No âmbito online, um texto-manifesto orientará a discussão dos eixos e cada cidadão poderá participar levantando propostas e interagindo com as já existentes, o que criará um processo ativo de participação social. A plataforma ainda reunirá os participantes em grupos de opinião, a partir de suas afinidades, apresentando as linhas que formam mais consenso.

Ao final do ciclo de discussões, o acúmulo será disponibilizado de forma transparente e aberta, até que um novo desenho de Brasil seja delineado.

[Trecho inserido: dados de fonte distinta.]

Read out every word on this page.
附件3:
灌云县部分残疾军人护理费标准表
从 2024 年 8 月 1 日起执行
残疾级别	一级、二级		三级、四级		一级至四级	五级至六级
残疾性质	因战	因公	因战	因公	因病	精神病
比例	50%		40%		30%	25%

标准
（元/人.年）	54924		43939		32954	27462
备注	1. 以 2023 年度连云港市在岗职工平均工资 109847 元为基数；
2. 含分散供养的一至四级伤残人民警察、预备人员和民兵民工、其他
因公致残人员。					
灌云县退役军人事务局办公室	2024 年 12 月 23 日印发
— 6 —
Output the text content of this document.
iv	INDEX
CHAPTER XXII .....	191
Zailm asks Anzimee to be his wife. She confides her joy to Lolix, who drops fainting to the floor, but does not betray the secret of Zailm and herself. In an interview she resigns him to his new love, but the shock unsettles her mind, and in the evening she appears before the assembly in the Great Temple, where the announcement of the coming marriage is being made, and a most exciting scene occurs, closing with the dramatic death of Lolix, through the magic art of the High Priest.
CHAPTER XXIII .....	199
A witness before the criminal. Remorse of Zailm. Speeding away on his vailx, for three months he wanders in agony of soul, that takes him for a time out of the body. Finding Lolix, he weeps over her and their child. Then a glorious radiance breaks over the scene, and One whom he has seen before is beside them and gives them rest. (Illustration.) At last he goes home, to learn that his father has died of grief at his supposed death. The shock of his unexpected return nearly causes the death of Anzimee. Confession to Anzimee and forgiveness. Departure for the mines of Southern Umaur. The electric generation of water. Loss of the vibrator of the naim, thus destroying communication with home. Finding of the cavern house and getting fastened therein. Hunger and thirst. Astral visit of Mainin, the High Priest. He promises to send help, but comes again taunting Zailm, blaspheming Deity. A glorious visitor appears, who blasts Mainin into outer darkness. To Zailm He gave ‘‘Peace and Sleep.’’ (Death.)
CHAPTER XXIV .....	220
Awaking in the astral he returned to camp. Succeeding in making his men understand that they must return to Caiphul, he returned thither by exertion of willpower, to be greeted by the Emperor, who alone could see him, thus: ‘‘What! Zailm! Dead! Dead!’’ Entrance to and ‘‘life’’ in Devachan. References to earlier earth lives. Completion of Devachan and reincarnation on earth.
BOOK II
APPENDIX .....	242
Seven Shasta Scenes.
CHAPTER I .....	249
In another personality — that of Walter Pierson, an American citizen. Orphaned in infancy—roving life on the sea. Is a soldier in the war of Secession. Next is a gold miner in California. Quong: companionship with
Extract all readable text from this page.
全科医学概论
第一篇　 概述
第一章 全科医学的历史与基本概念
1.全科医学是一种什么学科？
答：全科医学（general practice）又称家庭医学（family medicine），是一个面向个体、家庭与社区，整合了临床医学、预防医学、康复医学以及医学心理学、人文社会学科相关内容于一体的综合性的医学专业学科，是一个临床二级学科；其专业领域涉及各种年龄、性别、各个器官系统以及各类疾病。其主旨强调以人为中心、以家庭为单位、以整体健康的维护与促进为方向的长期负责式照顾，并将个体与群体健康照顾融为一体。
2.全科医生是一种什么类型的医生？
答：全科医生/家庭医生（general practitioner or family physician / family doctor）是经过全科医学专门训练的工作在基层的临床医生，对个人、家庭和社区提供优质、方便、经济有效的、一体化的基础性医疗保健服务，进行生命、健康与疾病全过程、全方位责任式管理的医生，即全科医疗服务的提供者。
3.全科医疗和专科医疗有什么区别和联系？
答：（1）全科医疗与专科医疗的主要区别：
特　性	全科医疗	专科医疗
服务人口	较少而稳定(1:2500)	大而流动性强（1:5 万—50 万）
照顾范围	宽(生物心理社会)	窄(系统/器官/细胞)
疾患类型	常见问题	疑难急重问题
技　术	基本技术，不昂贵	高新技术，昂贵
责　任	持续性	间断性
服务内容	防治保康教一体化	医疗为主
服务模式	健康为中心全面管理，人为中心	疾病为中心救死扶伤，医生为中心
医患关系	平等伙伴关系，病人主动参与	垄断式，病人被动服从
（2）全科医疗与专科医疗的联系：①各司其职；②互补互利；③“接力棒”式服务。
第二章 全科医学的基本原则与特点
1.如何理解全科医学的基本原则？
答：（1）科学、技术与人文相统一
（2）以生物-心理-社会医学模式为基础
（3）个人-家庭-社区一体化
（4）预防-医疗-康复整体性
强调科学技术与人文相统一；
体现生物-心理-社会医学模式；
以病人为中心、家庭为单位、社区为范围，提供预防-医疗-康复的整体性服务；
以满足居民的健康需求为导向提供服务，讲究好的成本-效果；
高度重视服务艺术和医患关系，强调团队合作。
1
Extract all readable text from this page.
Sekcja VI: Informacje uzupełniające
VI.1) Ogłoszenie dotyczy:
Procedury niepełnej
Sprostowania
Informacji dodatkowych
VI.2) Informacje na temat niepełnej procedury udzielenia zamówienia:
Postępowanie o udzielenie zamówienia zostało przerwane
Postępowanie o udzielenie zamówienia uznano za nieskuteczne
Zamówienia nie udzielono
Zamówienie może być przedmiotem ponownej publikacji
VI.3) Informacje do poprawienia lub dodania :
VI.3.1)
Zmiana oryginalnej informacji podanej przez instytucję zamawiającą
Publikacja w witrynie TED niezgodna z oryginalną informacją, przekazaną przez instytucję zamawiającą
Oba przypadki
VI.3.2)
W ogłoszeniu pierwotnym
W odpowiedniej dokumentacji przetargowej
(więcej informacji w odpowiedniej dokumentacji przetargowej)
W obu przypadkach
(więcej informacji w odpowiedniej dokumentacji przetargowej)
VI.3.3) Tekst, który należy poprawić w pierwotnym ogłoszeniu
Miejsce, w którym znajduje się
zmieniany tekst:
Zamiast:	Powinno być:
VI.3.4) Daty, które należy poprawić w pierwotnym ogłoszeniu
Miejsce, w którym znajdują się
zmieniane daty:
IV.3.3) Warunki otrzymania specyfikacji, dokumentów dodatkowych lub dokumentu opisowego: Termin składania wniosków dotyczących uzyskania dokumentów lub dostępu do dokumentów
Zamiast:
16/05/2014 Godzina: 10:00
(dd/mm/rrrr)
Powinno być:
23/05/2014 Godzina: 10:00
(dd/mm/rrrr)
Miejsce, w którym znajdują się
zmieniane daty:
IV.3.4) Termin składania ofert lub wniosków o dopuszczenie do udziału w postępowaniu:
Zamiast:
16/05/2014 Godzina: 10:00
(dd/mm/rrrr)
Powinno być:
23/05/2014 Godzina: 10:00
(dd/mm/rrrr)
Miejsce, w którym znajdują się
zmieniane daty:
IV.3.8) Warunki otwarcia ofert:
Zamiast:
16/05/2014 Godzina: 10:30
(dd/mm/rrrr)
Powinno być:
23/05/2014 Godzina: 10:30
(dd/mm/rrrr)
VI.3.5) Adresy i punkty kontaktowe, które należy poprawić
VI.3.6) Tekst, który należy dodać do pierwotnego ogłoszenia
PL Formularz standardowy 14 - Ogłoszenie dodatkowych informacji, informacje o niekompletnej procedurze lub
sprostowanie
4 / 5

Confira a agenda de debates.

São Paulo (SP) 26/8 as 16:00 – 18:00 – Lançamento Vamos!
Rio de Janeiro (RJ) 21/9 as 19:00 – Democratização da Economia
Porto Alegre (RS) 30/9 as 19:00 – 21:00 – Democratização do Poder e da Política
Fortaleza (CE) 7/10 as 18:00 – 20:00 – Democratização das Comunicações e Cultura
Belém (PA) 28/10 as 19:00 – 21:00 – Democratização dos Territórios e Meio Ambiente
Belo Horizonte (MG) 11/11 as 19:00 – 21:00 – Um Programa Negro, Feminista e LGBT
Recife (PE) 25/11 as 19:00 – 21:00 – Vamos!